The Lebanese army fields the whole range of forces from commandoes to armor and air units. On my sojourn to southern Lebanon last year I spotted M-113 armored personnel carriers, 105-millimeter howitzer batteries and M-48 tanks — all solid equipment in good working order, and all of which have been used in the camp assaults, according to CBS News.
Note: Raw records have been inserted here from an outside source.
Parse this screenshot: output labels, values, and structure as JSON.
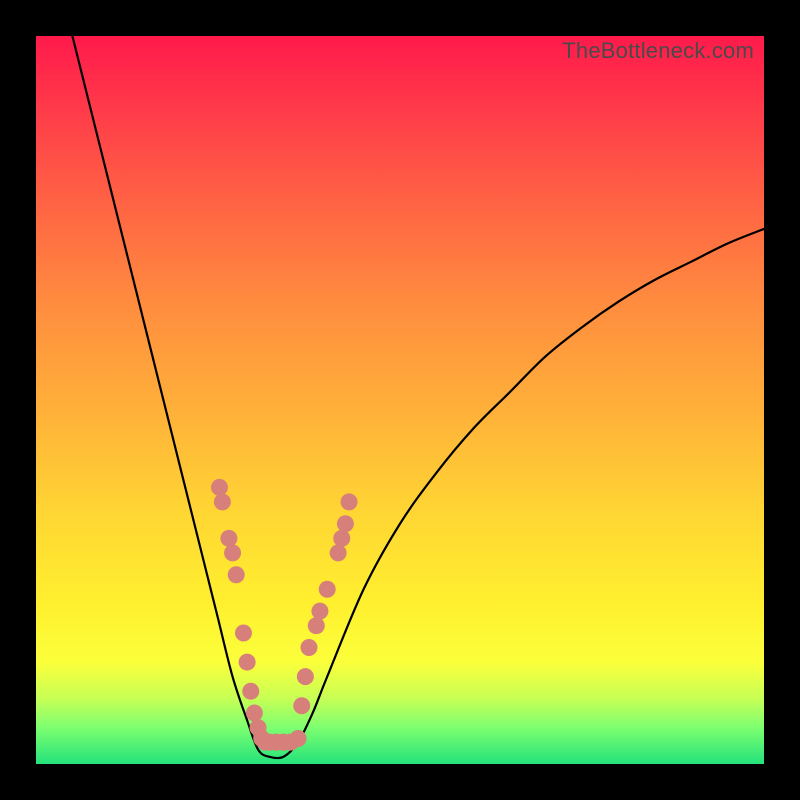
{
  "watermark": "TheBottleneck.com",
  "colors": {
    "background": "#000000",
    "gradient_top": "#ff1a4b",
    "gradient_bottom": "#24e27b",
    "curve": "#000000",
    "marker_fill": "#d77f7a",
    "marker_stroke": "#b85f58"
  },
  "chart_data": {
    "type": "line",
    "title": "",
    "xlabel": "",
    "ylabel": "",
    "xlim": [
      0,
      100
    ],
    "ylim": [
      0,
      100
    ],
    "grid": false,
    "legend": false,
    "series": [
      {
        "name": "bottleneck-curve",
        "x": [
          5,
          8,
          12,
          16,
          20,
          23,
          25,
          27,
          29,
          30.5,
          32,
          34,
          36,
          38,
          40,
          45,
          50,
          55,
          60,
          65,
          70,
          75,
          80,
          85,
          90,
          95,
          100
        ],
        "y": [
          100,
          88,
          72,
          56,
          40,
          28,
          20,
          12,
          6,
          2,
          1,
          1,
          3,
          7,
          12,
          24,
          33,
          40,
          46,
          51,
          56,
          60,
          63.5,
          66.5,
          69,
          71.5,
          73.5
        ]
      }
    ],
    "markers": [
      {
        "x": 25.2,
        "y": 38
      },
      {
        "x": 25.6,
        "y": 36
      },
      {
        "x": 26.5,
        "y": 31
      },
      {
        "x": 27.0,
        "y": 29
      },
      {
        "x": 27.5,
        "y": 26
      },
      {
        "x": 28.5,
        "y": 18
      },
      {
        "x": 29.0,
        "y": 14
      },
      {
        "x": 29.5,
        "y": 10
      },
      {
        "x": 30.0,
        "y": 7
      },
      {
        "x": 30.5,
        "y": 5
      },
      {
        "x": 31.0,
        "y": 3.5
      },
      {
        "x": 31.5,
        "y": 3
      },
      {
        "x": 32.0,
        "y": 3
      },
      {
        "x": 33.0,
        "y": 3
      },
      {
        "x": 34.0,
        "y": 3
      },
      {
        "x": 35.0,
        "y": 3
      },
      {
        "x": 36.0,
        "y": 3.5
      },
      {
        "x": 36.5,
        "y": 8
      },
      {
        "x": 37.0,
        "y": 12
      },
      {
        "x": 37.5,
        "y": 16
      },
      {
        "x": 38.5,
        "y": 19
      },
      {
        "x": 39.0,
        "y": 21
      },
      {
        "x": 40.0,
        "y": 24
      },
      {
        "x": 41.5,
        "y": 29
      },
      {
        "x": 42.0,
        "y": 31
      },
      {
        "x": 42.5,
        "y": 33
      },
      {
        "x": 43.0,
        "y": 36
      }
    ]
  }
}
And since the Summer War, the Lebanese army has accepted fresh arms worth hundreds of millions of dollars from the U.S. and other donors, according to MSNBC:
William Hartung, an arms researcher with the New School in New York, says that even without any new assistance, the U.S. has provided the Lebanese government with $885.5 million in assistance of all kinds. More than $313 million of that was for military aid, known as Foreign Military Financing, with an additional $5.5 million for military training, International Military Education and Training (IMET) funds. “Almost two-thirds of the $885.5 million came from the fiscal year 2007 supplemental for Iraq and Afghanistan, $585.5 million in all. This includes $300 million in military aid, the vast bulk of the $313.3 million received for the entire period of 2001 to 2008,” Hartung noted. “So aside from a steady flow of Economic Support Funds (averaging about $35 million a year throughout the period), Lebanon had been virtually ignored on the aid front until after the Israeli conflict in 2006.” The Lebanese have spent the money on small arms, ammunition, Humvees, five-ton trucks, vehicle repair parts, small-arm repair parts, individual soldier equipment, protective vests, helmets and boots, as well as repair on equipment, helicopters and land vehicles, according to the State Department. “It’s all fighting equipment,” said Hartung. “It’s not for display.”
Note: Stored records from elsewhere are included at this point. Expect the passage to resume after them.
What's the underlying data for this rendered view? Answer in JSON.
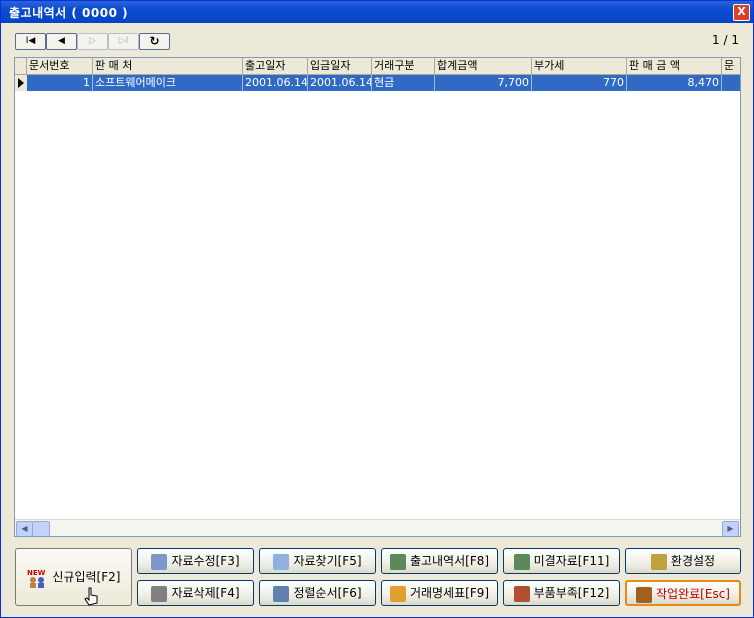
{
  "window": {
    "title": "출고내역서 ( 0000 )",
    "close_label": "X"
  },
  "nav": {
    "first": "I◀",
    "prev": "◀",
    "next": "▷",
    "last": "▷I",
    "refresh": "↻",
    "page_indicator": "1 / 1"
  },
  "grid": {
    "columns": [
      "문서번호",
      "판 매 처",
      "출고일자",
      "입금일자",
      "거래구분",
      "합계금액",
      "부가세",
      "판 매 금 액",
      "문"
    ],
    "rows": [
      {
        "doc_no": "1",
        "buyer": "소프트웨어메이크",
        "ship_date": "2001.06.14",
        "pay_date": "2001.06.14",
        "trade_type": "현금",
        "total": "7,700",
        "vat": "770",
        "sale_amount": "8,470"
      }
    ]
  },
  "buttons": {
    "new": "신규입력[F2]",
    "new_badge": "NEW",
    "edit": "자료수정[F3]",
    "search": "자료찾기[F5]",
    "ship_list": "출고내역서[F8]",
    "unsettled": "미결자료[F11]",
    "settings": "환경설정",
    "delete": "자료삭제[F4]",
    "sort": "정렬순서[F6]",
    "statement": "거래명세표[F9]",
    "parts": "부품부족[F12]",
    "done": "작업완료[Esc]"
  }
}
Sure enough, a shipment in January included 20 armored Humvees against a promised total of 300, according to Stars and Stripes.
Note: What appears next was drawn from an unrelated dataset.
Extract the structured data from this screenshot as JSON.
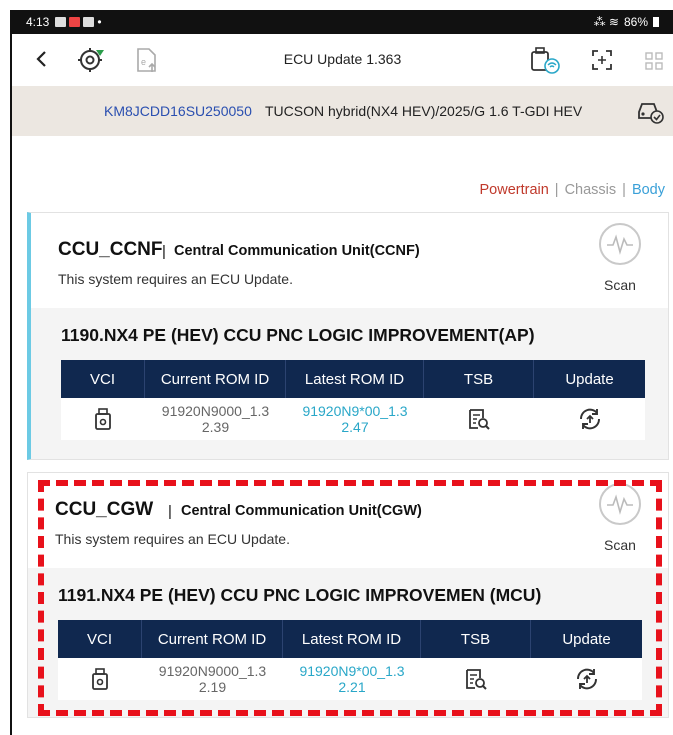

Weapons are certainly a factor in tough urban fights like in Tripoli, but what’s more important is training. And that’s where Lebanon has an even greater advantage over the militants. Millions in aid has been invested in new army training since last year. The State Department has declined to discuss the issue, but there are probably U.S. contractors on the ground doing the actual instruction.
Whatever the scope and nature of foreign military aid in the past year, now Beirut wants more, as MSNBC reports:
“Right now we are considering a request for additional assistance coming from the Lebanese government. The Lebanese armed forces are engaged in a tough fight against a brutal group of violent extremists,” State Department spokesman Sean McCormack told reporters. …The Bush administration has asked Congress for $280 million in additional military assistance for Lebanon in the latest [U.S. military] supplemental funding request which has not yet been passed. The request made this week by Lebanon’s government is separate from the supplemental.
Also, consider the logistics picture. Fatah al-Islam is encircled in resource-poor camps. The Lebanese army has access to its supply depots and to emergency shipments from foreign allies, including Arab nations, according to Asia News:
The Arab League Council thanked “the Arab nations who are providing military equipment to aid the Lebanese army”. The League’s secretary general, Amr Moussa, refused to give details regarding the type of equipment, “But – he added – we will continue to see how to help Lebanon and it depends on the developments.”
The gloomiest assessments of the fighting have focused on the lists of fatalities: 22 militants and 32 soldiers as of today, May 24. This, some say, indicates that Beirut is losing. But in fact these number means little, for only the Lebanese army figures are even remotely reliable — and besides, at this scale the number of dead does not indicate victory. The power dynamics in the wake of the assault are the only metric for deciding who won. If after the dust settles, Beirut has more power in and around the camps and Fatah al-Islam has less, then Beirut wins.